Démissionnaire de la Navale pour raison de santé, Albert Roussel entreprit en 1898 une formation musicale auprès d’Eugène Gigout puis de Vincent d’Indy à la Schola Cantorum. Il ne tarda guère à s’imposer comme l’un des compositeurs les plus prometteurs de sa génération. Il épousa Blanche Preisach en 1908 et entreprit un long voyage de noces aux Indes, rêve longtemps caressé de découvrir l’intérieur des pays dont, au cours de sa carrière de marin, il n’avait connu que les ports. À son retour, gorgé de sensations exotiques et désireux de donner une impulsion nouvelle à son œuvre, il mit en chantier plusieurs partitions ambitieuses : Évocations, Le Roi Tobol… Est-ce pour cette raison qu’il fit l’acquisition le 14 mars 1910 d’un nouveau piano Pleyel, fleuron de l’industrie instrumentale française ? Confident privilégié de l’élaboration de la plupart de ses chefs-d’œuvre à venir, le piano – acheté 1820 francs – fut installé au 157 avenue de Wagram avant de rejoindre en 1920 sa propriété de Vastérival sur la côte d’Albâtre.
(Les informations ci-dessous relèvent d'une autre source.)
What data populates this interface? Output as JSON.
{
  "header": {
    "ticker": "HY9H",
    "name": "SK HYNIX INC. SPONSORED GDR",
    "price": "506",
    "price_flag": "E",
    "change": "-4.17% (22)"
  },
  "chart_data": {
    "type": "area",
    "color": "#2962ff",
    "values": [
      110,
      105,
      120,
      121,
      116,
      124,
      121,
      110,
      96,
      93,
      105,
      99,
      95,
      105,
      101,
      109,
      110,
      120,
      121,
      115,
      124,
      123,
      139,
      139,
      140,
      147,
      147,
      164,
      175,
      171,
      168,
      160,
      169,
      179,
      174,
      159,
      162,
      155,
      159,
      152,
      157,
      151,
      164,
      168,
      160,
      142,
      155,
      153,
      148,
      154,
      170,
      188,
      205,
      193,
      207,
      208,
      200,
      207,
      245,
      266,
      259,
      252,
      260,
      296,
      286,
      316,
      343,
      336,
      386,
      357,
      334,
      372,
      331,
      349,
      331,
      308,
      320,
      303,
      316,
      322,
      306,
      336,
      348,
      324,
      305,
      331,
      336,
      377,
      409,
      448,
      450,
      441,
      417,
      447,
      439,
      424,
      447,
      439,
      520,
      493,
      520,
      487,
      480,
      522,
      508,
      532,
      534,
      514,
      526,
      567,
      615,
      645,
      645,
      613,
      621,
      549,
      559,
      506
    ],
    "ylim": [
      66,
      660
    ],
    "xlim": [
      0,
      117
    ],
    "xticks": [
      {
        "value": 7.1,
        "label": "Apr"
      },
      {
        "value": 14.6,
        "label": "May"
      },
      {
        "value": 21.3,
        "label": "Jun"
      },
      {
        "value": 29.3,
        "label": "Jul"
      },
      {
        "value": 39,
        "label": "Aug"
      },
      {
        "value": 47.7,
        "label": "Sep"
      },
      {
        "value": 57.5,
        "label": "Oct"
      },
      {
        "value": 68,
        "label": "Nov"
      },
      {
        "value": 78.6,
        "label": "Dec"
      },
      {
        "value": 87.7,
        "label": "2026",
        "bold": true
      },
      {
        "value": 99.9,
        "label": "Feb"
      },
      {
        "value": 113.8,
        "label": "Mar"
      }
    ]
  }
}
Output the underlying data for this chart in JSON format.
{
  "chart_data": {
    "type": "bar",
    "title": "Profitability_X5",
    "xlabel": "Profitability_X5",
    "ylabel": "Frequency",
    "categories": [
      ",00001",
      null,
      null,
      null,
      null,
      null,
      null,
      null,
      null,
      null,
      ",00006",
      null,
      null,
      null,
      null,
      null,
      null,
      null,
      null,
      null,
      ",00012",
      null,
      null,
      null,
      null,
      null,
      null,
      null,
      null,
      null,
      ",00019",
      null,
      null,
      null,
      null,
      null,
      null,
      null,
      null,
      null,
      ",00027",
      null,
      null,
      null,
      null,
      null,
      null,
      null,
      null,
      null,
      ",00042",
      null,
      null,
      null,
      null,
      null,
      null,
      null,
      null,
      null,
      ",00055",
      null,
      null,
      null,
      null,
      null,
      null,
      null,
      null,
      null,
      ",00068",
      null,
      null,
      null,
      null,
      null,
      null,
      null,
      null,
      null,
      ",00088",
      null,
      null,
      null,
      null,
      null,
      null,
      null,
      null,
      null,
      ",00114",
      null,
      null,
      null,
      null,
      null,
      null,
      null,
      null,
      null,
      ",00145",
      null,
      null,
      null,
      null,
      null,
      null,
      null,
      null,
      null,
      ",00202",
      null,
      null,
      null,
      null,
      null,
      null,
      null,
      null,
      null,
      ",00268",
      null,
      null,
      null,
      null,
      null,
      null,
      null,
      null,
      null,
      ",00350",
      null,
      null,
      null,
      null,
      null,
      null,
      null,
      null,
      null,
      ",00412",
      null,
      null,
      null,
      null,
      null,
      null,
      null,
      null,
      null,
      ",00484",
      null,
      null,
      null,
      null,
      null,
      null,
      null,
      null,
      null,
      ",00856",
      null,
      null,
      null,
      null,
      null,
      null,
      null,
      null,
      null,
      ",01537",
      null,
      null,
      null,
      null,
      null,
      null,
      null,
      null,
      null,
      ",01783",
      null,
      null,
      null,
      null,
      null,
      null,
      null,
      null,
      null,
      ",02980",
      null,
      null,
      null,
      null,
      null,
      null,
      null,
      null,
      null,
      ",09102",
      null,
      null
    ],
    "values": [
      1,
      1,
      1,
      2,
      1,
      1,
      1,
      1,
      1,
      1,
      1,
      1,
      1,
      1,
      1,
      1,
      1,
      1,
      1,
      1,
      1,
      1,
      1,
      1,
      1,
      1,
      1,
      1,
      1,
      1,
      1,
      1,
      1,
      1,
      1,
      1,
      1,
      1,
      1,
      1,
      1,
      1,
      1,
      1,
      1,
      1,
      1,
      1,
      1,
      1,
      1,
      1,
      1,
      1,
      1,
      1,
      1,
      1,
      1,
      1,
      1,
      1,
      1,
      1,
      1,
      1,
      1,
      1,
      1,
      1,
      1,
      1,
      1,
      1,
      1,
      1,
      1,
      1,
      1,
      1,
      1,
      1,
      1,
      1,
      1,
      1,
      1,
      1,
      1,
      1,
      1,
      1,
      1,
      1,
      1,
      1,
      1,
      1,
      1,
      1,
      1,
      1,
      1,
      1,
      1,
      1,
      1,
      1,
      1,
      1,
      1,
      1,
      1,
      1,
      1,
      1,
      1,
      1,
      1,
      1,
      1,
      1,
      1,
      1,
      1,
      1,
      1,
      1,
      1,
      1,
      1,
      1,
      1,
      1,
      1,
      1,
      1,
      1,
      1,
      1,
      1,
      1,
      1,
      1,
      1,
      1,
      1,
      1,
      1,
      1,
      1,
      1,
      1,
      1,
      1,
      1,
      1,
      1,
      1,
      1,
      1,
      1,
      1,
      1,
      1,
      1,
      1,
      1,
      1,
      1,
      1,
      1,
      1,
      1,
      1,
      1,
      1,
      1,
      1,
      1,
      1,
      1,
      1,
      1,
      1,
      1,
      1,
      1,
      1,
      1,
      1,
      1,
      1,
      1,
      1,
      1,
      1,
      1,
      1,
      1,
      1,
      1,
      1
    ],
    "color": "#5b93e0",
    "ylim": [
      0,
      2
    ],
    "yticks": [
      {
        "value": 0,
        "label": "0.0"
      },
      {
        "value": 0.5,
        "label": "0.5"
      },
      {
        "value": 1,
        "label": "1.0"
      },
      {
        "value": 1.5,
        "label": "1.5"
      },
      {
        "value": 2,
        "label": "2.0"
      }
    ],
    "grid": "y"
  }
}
Ce piano vit défiler nombre de compositeurs et interprètes rendant visite à Albert Roussel pendant les mois d’été : Poulenc, Delvincourt, Thiriet, Hoérée, Reisserova, etc. À la suite du décès de Roussel, son épouse le revendit en 1938. Yvonne Gouverné, pianiste et chef de chant, amie du couple Roussel, le racheta à Marie Brillant en septembre 1965 pour l’offrir au jeune compositeur Pierick Houdy. L’instrument fut embarqué à destination de sa résidence Loc Maria, à Belle-Ile-en-Mer, là même où Roussel avait incidemment composé sa Sonatine en 1912. À la disparition du compositeur breton le 22 mars 2021, il fut légué à Damien Top et rapatrié dans le nord le 13 juillet de cette année. Il retrouve donc en quelque sorte ses racines rousséliennes.

Un son français

L’extraordinaire expansion de la manufacture de pianos fondée en 1807 par Ignaz Pleyel, compositeur renommé, élève de Haydn et estimé de Mozart, allait rendre ce nom célèbre dans le monde entier. L’obsession de la perfection demeure indissociable de la firme jusqu’à nos jours. Frédéric Chopin affirmait d’ailleurs : « Quand je me sens en verve et assez fort pour trouver mon propre son à moi, il me faut un piano de Pleyel.[1] » Incontestablement, la maison Pleyel fut le fabricant de pianos qui s’est le plus distingué en matière d’innovations : création du piano pédalier, pédale tonale sur le piano à queue, amélioration du double échappement, cadre métallique en acier spécifique moins carburé, coulé d’une seule pièce et non assemblé, etc. En 1907, Gustave Lyon, polytechnicien qui dirigeait l’établissement depuis une vingtaine d’années, organisa un concert en l’honneur de la firme à la Salle Pleyel de la rue de Rochechouart. Camille Saint-Saëns coordonna l’évènement en invitant de prestigieux pianistes comme Rimski-Korsakov, Rachmaninov et Wanda Landowska. Améliorés tout au long du XIXe siècle, les Pleyel se caractérisaient par une grande légèreté, une rondeur, une puissance des graves et un étonnant scintillement des aigus qui leur conféraient une réelle harmonie. Ils incarnaient le fameux son « à la française » grâce à leurs particularités coloristiques romantiques. « Quand les graves langoureux s’étirent indéfiniment, quand les aigus scintillent en traits de piccolos, quand le médium frissonne Cantabile, quand le toucher fidèle obéit de tenues en piquées, c’est sûr, c’est un Pleyel » estimait Arthur Rubinstein.

Une résurrection attendue

La réapparition du piano Pleyel d’Albert Roussel coïncide avec le 25e anniversaire du Festival International Albert-Roussel. L’occasion était trop belle de dédier au piano la thématique de cette saison. De manière exceptionnelle, les récitals seront donc donnés sur cet instrument, installé à la Châtellerie de Schoebeque, à Cassel, le temps du festival. Les auditeurs découvriront les sonorités entendues par Roussel lui-même lorsqu’il composait ou interprétait ses partitions au piano. Ses audaces d’écriture apparaîtront vraisemblablement moins « percussives » sur ce Pleyel que sur nos Steinway et Yamaha actuels. Et sans doute les interprétations proposées révèleront-elles une « authenticité » inouïe.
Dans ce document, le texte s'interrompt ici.